Netflix loses almost a million subscribers as cost of living crisis takes toll on budgets

·2-min read

US streaming service Netflix has revealed that it lost almost a million subscribers during the past three months of its financial year as the global cost of living crisis takes its toll on family entertainment budgets.

The company reported that it had 970,000 fewer customers in the period, having warned in April that the number could extend to two million as a series of challenges face the business.

However, it said that it was forecasting a return to growth through a new, cheaper service which would be supported by adverts and through new multi-household contracts.

The earnings report covering the second quarter to the end of June was eagerly awaited by investors after a bloodbath for its stock after it had reported a shock decline - the first for a decade - in its subscriber base between January and March.

Customer numbers fell then by 200,000 when a surge of 2.5 million new customers had been anticipated by the company.

The numbers would have been in positive territory but for the decision by Netflix to suspend services in Russia in retaliation for the war in Ukraine.
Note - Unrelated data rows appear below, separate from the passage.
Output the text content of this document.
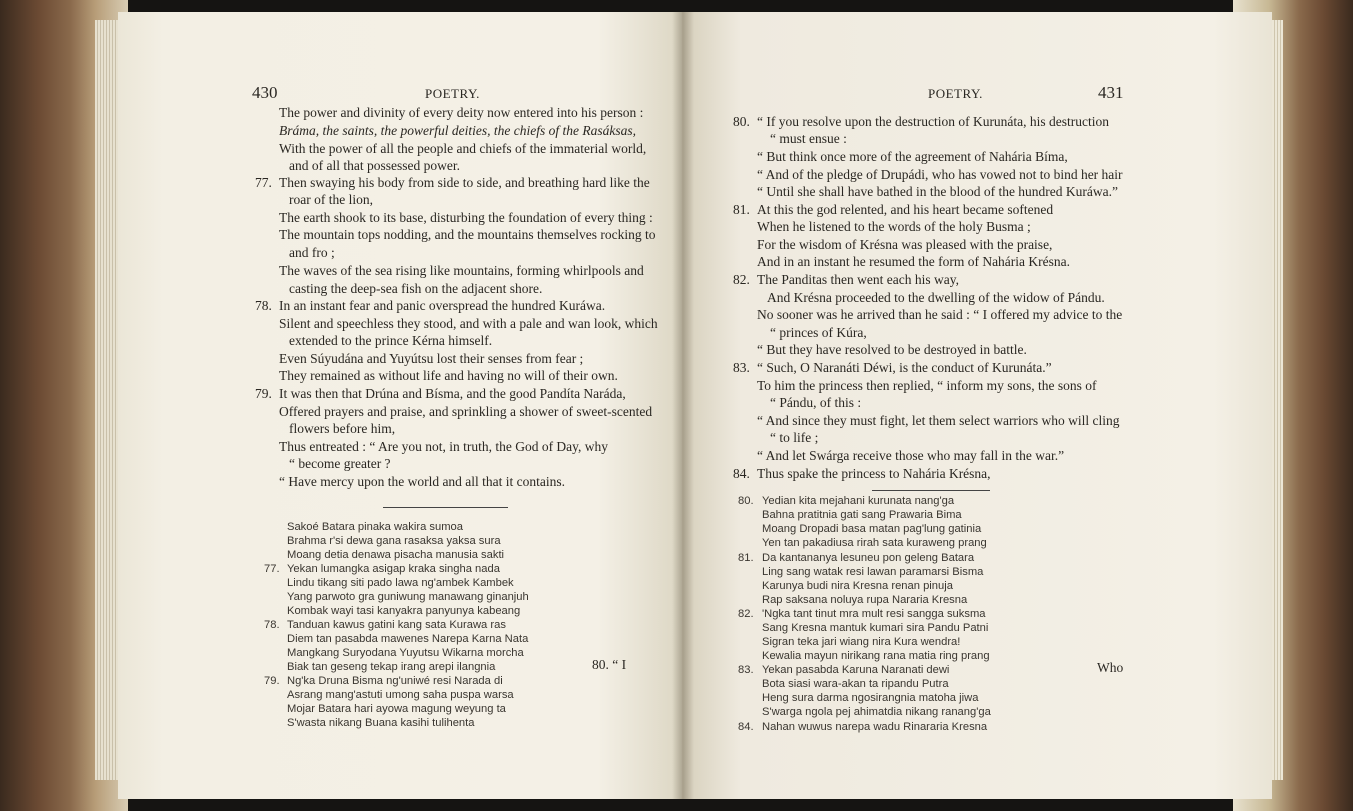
430	POETRY.	POETRY.	431
The power and divinity of every deity now entered into his person :
Bráma, the saints, the powerful deities, the chiefs of the Rasáksas,
With the power of all the people and chiefs of the immaterial world,
and of all that possessed power.
77. Then swaying his body from side to side, and breathing hard like the
roar of the lion,
The earth shook to its base, disturbing the foundation of every thing :
The mountain tops nodding, and the mountains themselves rocking to
and fro ;
The waves of the sea rising like mountains, forming whirlpools and
casting the deep-sea fish on the adjacent shore.
78. In an instant fear and panic overspread the hundred Kuráwa.
Silent and speechless they stood, and with a pale and wan look, which
extended to the prince Kérna himself.
Even Súyudána and Yuyútsu lost their senses from fear ;
They remained as without life and having no will of their own.
79. It was then that Drúna and Bísma, and the good Pandíta Naráda,
Offered prayers and praise, and sprinkling a shower of sweet-scented
flowers before him,
Thus entreated : “ Are you not, in truth, the God of Day, why
“ become greater ?
“ Have mercy upon the world and all that it contains.
Sakoé Batara pinaka wakira sumoa
Brahma r'si dewa gana rasaksa yaksa sura
Moang detia denawa pisacha manusia sakti
77. Yekan lumangka asigap kraka singha nada
Lindu tikang siti pado lawa ng'ambek Kambek
Yang parwoto gra guniwung manawang ginanjuh
Kombak wayi tasi kanyakra panyunya kabeang
78. Tanduan kawus gatini kang sata Kurawa ras
Diem tan pasabda mawenes Narepa Karna Nata
Mangkang Suryodana Yuyutsu Wikarna morcha
Biak tan geseng tekap irang arepi ilangnia
79. Ng'ka Druna Bisma ng'uniwé resi Narada di
Asrang mang'astuti umong saha puspa warsa
Mojar Batara hari ayowa magung weyung ta
S'wasta nikang Buana kasihi tulihenta
80. “ I
80. “ If you resolve upon the destruction of Kurunáta, his destruction
“ must ensue :
“ But think once more of the agreement of Nahária Bíma,
“ And of the pledge of Drupádi, who has vowed not to bind her hair
“ Until she shall have bathed in the blood of the hundred Kuráwa.”
81. At this the god relented, and his heart became softened
When he listened to the words of the holy Busma ;
For the wisdom of Krésna was pleased with the praise,
And in an instant he resumed the form of Nahária Krésna.
82. The Panditas then went each his way,
And Krésna proceeded to the dwelling of the widow of Pándu.
No sooner was he arrived than he said : “ I offered my advice to the
“ princes of Kúra,
“ But they have resolved to be destroyed in battle.
83. “ Such, O Naranáti Déwi, is the conduct of Kurunáta.”
To him the princess then replied, “ inform my sons, the sons of
“ Pándu, of this :
“ And since they must fight, let them select warriors who will cling
“ to life ;
“ And let Swárga receive those who may fall in the war.”
84. Thus spake the princess to Nahária Krésna,
80. Yedian kita mejahani kurunata nang'ga
Bahna pratitnia gati sang Prawaria Bima
Moang Dropadi basa matan pag'lung gatinia
Yen tan pakadiusa rirah sata kuraweng prang
81. Da kantananya lesuneu pon geleng Batara
Ling sang watak resi lawan paramarsi Bisma
Karunya budi nira Kresna renan pinuja
Rap saksana noluya rupa Nararia Kresna
82. 'Ngka tant tinut mra mult resi sangga suksma
Sang Kresna mantuk kumari sira Pandu Patni
Sigran teka jari wiang nira Kura wendra!
Kewalia mayun nirikang rana matia ring prang
83. Yekan pasabda Karuna Naranati dewi
Bota siasi wara-akan ta ripandu Putra
Heng sura darma ngosirangnia matoha jiwa
S'warga ngola pej ahimatdia nikang ranang'ga
84. Nahan wuwus narepa wadu Rinararia Kresna
Who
However, shares fell by up 40% when Netflix forecast that it would continue to bleed subscribers amid stiff competition and pressure on disposable household income across its markets from surging inflation.

Netflix has responded to the revenue squeeze by raising prices in core markets, including the US and UK, and by clamping down on people sharing passwords with other households.

As part of those efforts, the Squid Game and Stranger Things streamer has also moved to create a multi-household subscription offering, which will begin in South and Central America.

It is also working with Microsoft on creating a cheaper plan that would contain adverts to keep costs down for consumers.

Revenue during March to June came in just below $8bn - just shy of analysts' lower expectations.

Shares, which have lost two-thirds of their value this year amid a retreat for so-called growth stocks generally in the high inflationary environment, rose by more than 5% during official Tuesday trading.

They were up by up to 8% in after-hours deals.